Cold start, weights on disk, all caches cleared: 81 seconds
Warm start, weights in page cache (RAM), caches filled: 38 seconds
Capture vLLM at sleep level 1. See Sleep Mode.
Necessary criu flags:
--enable-external-masters--tcp-established--shell-job--link-remap
Checkpointing fails on io_uring -- run sudo sysctl kernel.io_uring_disabled=2
Checkpoint + restore successful. However, takes 15-30s to complete (first response). Disk constrained transfer.

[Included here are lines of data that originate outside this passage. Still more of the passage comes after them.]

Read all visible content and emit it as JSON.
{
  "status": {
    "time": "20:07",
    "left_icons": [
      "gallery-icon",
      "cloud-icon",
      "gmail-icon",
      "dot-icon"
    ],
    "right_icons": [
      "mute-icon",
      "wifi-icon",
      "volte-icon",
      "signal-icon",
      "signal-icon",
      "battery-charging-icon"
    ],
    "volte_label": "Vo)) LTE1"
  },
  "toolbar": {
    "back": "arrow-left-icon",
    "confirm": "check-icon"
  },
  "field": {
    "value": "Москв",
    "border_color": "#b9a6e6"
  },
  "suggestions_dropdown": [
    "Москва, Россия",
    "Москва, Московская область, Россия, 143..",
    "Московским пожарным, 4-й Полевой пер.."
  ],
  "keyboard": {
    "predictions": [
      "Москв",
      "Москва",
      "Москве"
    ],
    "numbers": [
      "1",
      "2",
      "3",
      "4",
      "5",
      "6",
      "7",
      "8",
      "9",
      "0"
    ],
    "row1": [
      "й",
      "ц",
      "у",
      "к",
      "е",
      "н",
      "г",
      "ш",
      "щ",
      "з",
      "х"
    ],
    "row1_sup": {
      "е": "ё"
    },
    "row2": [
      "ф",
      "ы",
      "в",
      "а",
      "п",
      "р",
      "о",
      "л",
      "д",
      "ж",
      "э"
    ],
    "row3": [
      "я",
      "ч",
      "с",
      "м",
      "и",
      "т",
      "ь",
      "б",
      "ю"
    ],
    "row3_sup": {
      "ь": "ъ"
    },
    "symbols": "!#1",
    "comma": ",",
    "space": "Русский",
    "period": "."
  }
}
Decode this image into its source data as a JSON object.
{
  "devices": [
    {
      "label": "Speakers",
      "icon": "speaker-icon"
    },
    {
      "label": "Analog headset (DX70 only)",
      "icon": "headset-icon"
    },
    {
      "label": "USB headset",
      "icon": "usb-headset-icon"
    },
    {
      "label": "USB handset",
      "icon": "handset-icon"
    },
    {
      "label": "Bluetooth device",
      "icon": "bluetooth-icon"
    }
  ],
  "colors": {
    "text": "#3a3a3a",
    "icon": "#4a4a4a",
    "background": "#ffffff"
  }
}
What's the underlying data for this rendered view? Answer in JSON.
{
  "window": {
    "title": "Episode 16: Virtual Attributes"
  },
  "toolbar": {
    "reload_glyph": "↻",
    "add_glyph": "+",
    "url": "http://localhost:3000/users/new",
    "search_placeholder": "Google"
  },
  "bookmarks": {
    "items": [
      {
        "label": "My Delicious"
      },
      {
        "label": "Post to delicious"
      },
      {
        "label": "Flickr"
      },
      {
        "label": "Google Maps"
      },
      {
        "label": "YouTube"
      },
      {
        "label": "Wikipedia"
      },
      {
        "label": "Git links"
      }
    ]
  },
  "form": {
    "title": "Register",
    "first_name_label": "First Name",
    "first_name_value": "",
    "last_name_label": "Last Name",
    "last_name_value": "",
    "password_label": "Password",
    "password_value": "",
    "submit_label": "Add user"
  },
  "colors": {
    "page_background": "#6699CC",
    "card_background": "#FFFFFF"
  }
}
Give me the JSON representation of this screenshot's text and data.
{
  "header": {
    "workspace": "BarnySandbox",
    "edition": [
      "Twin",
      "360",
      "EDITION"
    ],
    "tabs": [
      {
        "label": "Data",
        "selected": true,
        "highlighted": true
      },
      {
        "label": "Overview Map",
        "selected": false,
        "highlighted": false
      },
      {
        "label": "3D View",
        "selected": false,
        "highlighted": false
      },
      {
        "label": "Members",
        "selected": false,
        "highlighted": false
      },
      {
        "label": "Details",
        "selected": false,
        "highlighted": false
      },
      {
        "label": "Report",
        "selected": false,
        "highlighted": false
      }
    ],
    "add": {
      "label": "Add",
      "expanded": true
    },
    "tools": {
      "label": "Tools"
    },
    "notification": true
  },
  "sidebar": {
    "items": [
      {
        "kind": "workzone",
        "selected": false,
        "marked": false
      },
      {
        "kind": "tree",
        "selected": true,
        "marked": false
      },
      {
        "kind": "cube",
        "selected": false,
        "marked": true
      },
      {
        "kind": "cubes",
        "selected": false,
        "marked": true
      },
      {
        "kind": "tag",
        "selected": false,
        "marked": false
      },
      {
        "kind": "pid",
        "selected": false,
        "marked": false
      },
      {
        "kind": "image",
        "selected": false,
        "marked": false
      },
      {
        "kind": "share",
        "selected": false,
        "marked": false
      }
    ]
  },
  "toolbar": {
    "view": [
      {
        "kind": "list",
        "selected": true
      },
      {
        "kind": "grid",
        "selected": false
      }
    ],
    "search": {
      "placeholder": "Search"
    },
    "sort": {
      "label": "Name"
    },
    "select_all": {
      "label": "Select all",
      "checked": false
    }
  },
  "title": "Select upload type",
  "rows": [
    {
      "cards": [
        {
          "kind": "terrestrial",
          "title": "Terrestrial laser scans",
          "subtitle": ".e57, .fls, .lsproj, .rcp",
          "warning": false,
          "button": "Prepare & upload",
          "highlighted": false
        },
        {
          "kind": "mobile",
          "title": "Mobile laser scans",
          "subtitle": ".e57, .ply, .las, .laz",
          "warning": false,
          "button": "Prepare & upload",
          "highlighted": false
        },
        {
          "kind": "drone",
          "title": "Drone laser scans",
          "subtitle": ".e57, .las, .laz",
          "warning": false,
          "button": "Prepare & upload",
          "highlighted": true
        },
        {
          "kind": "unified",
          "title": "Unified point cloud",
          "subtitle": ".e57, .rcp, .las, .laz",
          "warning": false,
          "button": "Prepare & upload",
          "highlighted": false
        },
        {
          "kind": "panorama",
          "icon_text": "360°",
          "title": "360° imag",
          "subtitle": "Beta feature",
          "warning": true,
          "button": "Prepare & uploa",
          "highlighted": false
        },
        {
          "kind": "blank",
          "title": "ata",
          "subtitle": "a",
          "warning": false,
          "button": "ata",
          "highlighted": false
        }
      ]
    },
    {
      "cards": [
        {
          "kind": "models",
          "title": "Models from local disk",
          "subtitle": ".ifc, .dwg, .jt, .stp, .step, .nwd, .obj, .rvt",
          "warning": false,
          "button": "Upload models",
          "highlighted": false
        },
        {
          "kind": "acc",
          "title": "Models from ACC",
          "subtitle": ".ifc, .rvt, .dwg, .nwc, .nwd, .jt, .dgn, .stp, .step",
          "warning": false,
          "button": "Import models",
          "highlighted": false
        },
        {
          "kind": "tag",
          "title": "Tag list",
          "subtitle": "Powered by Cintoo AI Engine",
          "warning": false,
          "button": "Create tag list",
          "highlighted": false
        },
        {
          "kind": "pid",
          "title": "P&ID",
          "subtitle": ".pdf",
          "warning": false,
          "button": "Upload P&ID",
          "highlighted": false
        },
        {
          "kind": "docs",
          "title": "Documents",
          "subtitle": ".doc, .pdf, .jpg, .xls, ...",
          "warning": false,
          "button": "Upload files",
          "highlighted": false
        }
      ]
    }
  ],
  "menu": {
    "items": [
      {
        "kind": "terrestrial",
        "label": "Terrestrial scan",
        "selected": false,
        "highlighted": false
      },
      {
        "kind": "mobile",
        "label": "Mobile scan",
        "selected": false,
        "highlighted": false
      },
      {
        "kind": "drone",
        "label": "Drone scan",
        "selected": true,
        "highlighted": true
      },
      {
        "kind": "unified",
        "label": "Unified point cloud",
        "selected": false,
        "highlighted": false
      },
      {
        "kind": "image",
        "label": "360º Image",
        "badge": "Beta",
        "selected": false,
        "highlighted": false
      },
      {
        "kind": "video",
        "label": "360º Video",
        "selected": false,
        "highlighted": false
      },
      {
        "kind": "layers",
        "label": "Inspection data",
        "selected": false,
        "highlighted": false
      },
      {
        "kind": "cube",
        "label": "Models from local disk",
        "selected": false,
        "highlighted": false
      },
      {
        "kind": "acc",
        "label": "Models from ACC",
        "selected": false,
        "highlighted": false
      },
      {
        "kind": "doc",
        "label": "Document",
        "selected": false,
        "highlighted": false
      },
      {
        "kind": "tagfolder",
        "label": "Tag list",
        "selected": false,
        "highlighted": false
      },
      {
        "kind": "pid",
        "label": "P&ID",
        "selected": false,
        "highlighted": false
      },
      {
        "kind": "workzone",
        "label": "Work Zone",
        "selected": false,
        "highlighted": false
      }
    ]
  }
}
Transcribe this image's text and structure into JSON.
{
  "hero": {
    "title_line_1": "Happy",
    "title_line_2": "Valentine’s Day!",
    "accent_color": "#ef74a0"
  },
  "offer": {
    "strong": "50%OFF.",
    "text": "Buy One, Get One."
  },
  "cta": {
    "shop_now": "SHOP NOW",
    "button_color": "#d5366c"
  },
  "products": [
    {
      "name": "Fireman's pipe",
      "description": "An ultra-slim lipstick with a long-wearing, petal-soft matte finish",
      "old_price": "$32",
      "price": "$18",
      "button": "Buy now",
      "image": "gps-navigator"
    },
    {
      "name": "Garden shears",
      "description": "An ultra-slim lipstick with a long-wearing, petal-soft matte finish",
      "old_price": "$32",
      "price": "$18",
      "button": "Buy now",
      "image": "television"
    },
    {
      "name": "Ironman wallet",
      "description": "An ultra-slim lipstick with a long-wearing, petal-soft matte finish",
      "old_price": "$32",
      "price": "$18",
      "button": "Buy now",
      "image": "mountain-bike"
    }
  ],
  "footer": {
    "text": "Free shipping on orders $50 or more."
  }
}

Separately, criu loads via preadv - we should be able to speed this up with mmap (see doubleword criu fork). preadv iteratively reads through batches of pages and stages the result in kernel space -> user space (copy required), adding significant overhead per call. mmap instead allows us to map the pages directly into the process's virtual address space (zero copy).
criu restore time is bounded by how fast we can read the pages-img file from disk into the restored process memory.
To force slow case, clear page cache (criu restore takes 20.4s):
sudo sh -c 'echo 3 > /proc/sys/vm/drop_caches'
./run.sh 2
Force prefetch image into page cache to get fast case (10.7s):
vmtouch -t experiments/[DUMP DIR]/pages-*.img
./run.sh 2
Switching to doubleword criu fork zero-copy branch (restorer.c rewritten to use mmap instead of preadv) reduces criu restore to 8.1s when warm (image pages already in page cache):
docker build \
--build-arg CRIU_REPO=https://github.com/doublewordai/criu \
--build-arg CRIU_REF=warmstart/zero-copy-restore .
We can overlap vmtouch (to move *.img into page cache) with container load, so the cache is warmed when criu loads the pages.
All else applies as above, but capture vLLM at sleep level 2.
Using sleep level 2 reduced the checkpoint size from 11.4gb to 3.4gb. criu restore now takes ~2.5-3s (with vmtouch overlapped), and reloading weights takes ~6-8s for a total of ~10-11s.
See exp/fast-weights vLLM fork (particularly ad13a45).
Firstly serialise the loaded weights onto disk (via _dump_weights) before sleep + checkpoint, then on restore reload them via a parallelised double-buffered weight loader (reload_weights_fast).
Reloading the checkpoint via vLLM's path (reload_weights) takes ~8s - reloading via reload_weights_fast takes ~2.5-3s. With criu restore taking ~2.5-3s, we now have a new reload time of ~6s.
- ~~Exploring how to release pinned anonymous memory (~8.5gb in /dev/zero); current hypothesis is that it is PyTorch allocator/CUDA -- possibly maintaining weight buffer alloc even after weights are released from device memory.
criudumps this memory, inflating checkpoint sizes. If we could decrease checkpoint size, restore should be faster.~~ -- vLLM was in sleep mode 1 (not 2), and so the weights were being stored in the checkpoint. Rectifying this reduced from 16s to 11s. - ~~
criu restoredropped to ~3s. Weight loading taking up to 8s. Need to address this bottleneck.~~ Implemented new weight loader,reload_weights_fast; reduced weight load from ~6-8s -> ~2.5-3s.